Rachelle Yarros, M.D. and Hull House

Rachelle Yarros was born to a wealthy Russian family and received the best education available. However, at the age of eighteen, she became involved with Nihilists and was forced to flee to America. Yarros worked in a sweatshop with other immigrants and refused financial help from her parents. Rachelle met her husband, fellow Russian immigrant Victor Yarros, in Boston, and he encouraged her to continue her studies.

Yarros became the first woman to study at the College of Physicians and Surgeons in Boston. She officially received her M.D. from Woman's Medical College in Philadelphia in 1893. Yarros then interned at New England Hospital for Women and Children in Boston in 1894. The following year, she and Victor moved to Chicago and became residents at Hull-House. Here Yarros started a successful obstetrical and gynecological practice. She also worked as an instructor and professor at the College of Physicians and Surgeons.

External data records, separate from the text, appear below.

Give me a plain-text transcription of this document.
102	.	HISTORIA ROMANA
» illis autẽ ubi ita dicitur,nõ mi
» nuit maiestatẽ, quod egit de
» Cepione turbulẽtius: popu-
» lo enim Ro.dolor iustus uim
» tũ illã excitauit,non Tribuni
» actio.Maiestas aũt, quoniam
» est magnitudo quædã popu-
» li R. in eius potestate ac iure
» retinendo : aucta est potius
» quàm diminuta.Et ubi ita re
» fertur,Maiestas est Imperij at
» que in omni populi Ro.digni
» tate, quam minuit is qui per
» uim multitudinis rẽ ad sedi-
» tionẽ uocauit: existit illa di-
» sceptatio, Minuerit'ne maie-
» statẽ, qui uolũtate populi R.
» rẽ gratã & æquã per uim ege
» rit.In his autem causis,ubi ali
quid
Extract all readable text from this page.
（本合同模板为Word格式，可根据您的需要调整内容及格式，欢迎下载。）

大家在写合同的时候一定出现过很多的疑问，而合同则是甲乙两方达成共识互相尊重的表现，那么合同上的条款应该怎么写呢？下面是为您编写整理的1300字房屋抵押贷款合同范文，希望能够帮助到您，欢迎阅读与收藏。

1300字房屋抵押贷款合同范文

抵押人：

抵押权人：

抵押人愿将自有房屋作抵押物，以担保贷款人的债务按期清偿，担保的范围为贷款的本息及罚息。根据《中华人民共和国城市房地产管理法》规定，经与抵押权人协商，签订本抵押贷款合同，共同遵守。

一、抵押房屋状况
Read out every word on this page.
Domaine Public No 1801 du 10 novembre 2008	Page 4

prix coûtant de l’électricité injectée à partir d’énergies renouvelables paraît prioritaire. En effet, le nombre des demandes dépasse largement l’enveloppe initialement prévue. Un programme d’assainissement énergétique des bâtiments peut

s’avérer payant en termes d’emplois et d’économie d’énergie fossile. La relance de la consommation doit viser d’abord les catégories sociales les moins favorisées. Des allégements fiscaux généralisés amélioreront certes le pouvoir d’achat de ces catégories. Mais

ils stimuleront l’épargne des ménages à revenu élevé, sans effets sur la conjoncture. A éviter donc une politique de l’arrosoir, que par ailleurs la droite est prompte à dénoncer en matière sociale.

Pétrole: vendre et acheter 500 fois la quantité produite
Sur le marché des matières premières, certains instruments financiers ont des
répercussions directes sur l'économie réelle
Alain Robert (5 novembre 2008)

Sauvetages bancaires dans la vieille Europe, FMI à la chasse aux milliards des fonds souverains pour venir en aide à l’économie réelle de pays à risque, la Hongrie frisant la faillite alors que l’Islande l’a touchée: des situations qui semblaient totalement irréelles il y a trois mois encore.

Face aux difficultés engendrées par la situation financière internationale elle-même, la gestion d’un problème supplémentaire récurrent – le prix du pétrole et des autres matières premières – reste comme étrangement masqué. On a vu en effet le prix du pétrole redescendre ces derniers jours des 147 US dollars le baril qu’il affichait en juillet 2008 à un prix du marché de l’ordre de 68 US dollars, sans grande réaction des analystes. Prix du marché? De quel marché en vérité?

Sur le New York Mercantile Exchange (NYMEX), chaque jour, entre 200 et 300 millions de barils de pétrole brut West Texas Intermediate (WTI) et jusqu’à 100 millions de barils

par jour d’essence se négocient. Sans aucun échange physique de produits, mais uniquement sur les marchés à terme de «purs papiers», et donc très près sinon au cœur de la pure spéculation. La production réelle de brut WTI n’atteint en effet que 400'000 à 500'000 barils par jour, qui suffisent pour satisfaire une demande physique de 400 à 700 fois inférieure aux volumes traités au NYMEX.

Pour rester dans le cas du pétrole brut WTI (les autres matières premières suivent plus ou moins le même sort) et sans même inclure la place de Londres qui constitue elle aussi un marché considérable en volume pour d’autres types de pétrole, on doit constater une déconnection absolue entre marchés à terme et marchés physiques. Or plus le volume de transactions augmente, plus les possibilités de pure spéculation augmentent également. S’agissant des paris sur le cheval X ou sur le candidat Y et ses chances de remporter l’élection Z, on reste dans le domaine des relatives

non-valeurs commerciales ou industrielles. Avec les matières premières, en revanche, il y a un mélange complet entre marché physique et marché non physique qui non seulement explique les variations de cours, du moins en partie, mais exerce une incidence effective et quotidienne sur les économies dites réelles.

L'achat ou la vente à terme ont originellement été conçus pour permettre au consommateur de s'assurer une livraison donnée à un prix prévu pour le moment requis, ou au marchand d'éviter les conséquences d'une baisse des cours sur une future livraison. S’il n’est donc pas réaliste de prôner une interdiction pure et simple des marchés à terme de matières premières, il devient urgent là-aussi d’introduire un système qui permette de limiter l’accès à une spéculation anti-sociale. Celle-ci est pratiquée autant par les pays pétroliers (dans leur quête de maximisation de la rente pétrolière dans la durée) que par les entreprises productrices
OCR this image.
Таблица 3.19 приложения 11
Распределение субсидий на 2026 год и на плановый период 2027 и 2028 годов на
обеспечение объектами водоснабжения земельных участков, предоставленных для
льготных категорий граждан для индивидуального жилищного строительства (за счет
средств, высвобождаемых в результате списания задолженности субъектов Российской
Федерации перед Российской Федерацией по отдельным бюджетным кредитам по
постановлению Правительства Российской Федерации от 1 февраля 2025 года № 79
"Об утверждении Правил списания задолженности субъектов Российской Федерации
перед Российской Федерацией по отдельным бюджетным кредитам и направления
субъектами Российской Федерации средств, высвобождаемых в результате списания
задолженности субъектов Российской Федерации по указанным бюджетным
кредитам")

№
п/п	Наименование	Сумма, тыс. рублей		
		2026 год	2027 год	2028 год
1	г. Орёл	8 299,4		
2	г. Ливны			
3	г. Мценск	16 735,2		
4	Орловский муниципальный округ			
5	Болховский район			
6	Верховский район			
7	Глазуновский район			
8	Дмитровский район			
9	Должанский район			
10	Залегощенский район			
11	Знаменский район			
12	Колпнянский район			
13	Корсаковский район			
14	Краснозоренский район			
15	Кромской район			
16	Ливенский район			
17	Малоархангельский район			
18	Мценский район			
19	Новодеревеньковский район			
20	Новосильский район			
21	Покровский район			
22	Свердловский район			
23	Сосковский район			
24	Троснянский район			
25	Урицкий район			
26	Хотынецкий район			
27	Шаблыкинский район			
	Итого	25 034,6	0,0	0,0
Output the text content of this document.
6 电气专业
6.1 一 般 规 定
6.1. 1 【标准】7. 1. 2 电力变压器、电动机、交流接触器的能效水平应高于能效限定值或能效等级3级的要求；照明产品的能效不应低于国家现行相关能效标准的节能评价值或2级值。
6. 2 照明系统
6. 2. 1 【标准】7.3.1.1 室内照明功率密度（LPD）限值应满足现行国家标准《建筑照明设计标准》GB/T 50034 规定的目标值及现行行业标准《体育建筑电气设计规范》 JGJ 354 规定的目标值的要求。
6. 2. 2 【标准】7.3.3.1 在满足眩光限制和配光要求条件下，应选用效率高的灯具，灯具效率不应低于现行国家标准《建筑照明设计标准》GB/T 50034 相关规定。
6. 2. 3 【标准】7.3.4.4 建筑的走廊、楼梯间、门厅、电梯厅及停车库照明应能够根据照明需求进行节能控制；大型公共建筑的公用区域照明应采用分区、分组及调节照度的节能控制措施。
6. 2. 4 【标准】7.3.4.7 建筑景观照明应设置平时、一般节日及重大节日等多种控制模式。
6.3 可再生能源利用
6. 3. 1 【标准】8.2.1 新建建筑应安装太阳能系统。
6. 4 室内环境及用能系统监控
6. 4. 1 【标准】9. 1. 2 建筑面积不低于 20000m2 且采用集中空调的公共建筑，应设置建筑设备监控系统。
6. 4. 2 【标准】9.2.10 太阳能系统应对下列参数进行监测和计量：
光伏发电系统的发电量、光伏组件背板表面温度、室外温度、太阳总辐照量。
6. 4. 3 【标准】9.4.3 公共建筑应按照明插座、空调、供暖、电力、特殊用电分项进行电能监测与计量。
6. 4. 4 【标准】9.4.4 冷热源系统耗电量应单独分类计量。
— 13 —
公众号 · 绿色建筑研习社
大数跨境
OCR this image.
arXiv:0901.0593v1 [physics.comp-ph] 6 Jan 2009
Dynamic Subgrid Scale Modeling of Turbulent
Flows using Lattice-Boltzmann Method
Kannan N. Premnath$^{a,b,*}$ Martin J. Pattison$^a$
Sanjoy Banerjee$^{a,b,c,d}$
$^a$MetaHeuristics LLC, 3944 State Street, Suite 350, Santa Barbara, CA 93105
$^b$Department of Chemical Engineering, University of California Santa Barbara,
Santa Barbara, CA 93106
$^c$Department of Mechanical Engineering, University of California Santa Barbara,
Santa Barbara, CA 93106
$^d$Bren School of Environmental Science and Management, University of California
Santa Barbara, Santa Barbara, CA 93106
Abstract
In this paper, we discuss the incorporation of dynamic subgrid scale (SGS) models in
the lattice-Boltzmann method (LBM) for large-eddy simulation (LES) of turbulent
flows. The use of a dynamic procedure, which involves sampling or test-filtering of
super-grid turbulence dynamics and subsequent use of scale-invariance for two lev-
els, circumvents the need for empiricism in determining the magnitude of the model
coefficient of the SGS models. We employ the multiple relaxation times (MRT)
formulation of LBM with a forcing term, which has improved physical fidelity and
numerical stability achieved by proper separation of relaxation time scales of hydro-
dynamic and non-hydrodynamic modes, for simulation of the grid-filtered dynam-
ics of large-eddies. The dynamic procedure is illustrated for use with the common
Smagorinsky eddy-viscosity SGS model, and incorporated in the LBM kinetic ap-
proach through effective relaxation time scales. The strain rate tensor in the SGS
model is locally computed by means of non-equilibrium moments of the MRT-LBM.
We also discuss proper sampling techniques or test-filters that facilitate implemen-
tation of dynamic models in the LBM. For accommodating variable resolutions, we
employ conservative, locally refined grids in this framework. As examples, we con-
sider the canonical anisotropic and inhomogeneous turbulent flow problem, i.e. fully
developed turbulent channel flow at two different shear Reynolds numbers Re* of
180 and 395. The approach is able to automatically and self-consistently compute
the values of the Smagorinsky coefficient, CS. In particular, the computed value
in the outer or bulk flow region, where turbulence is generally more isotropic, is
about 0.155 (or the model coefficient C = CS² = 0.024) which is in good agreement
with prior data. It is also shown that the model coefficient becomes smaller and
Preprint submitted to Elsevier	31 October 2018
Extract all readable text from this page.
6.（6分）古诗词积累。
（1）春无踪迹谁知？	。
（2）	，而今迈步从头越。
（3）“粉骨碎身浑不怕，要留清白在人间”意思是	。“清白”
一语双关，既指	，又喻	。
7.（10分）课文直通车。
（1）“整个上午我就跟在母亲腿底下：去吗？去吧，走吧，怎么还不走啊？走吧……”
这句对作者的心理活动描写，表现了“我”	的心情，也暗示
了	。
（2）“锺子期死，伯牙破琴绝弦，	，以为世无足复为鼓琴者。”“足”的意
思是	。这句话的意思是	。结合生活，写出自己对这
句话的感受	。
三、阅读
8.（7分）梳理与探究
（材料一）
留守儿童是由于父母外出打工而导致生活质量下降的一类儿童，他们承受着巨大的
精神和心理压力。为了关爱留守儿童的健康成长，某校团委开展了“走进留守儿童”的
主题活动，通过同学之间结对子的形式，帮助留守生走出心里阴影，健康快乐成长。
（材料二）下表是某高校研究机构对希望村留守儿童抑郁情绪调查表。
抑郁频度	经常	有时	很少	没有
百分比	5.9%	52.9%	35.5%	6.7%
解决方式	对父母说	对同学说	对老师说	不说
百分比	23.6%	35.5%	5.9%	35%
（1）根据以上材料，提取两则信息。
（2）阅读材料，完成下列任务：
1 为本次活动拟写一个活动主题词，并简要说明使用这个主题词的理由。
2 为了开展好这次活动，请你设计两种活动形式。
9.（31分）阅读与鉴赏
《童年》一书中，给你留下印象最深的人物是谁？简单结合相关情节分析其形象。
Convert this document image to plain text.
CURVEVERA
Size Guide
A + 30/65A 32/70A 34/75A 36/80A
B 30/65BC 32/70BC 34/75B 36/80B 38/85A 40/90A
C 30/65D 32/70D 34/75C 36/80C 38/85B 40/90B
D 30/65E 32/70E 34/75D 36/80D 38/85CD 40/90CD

Yarros was a strong supporter of birth control and sex education, and helped found the American Social Hygiene Association, the Illinois Birth Control League, and opened the first birth control clinic in Chicago. Yarros taught about and researched birth control throughout her life, becoming the only Professor of Social Hygiene at the University of Illinois College of Medicine in 1926. Yarros wrote a book, Modern Women and Sex, in 1933.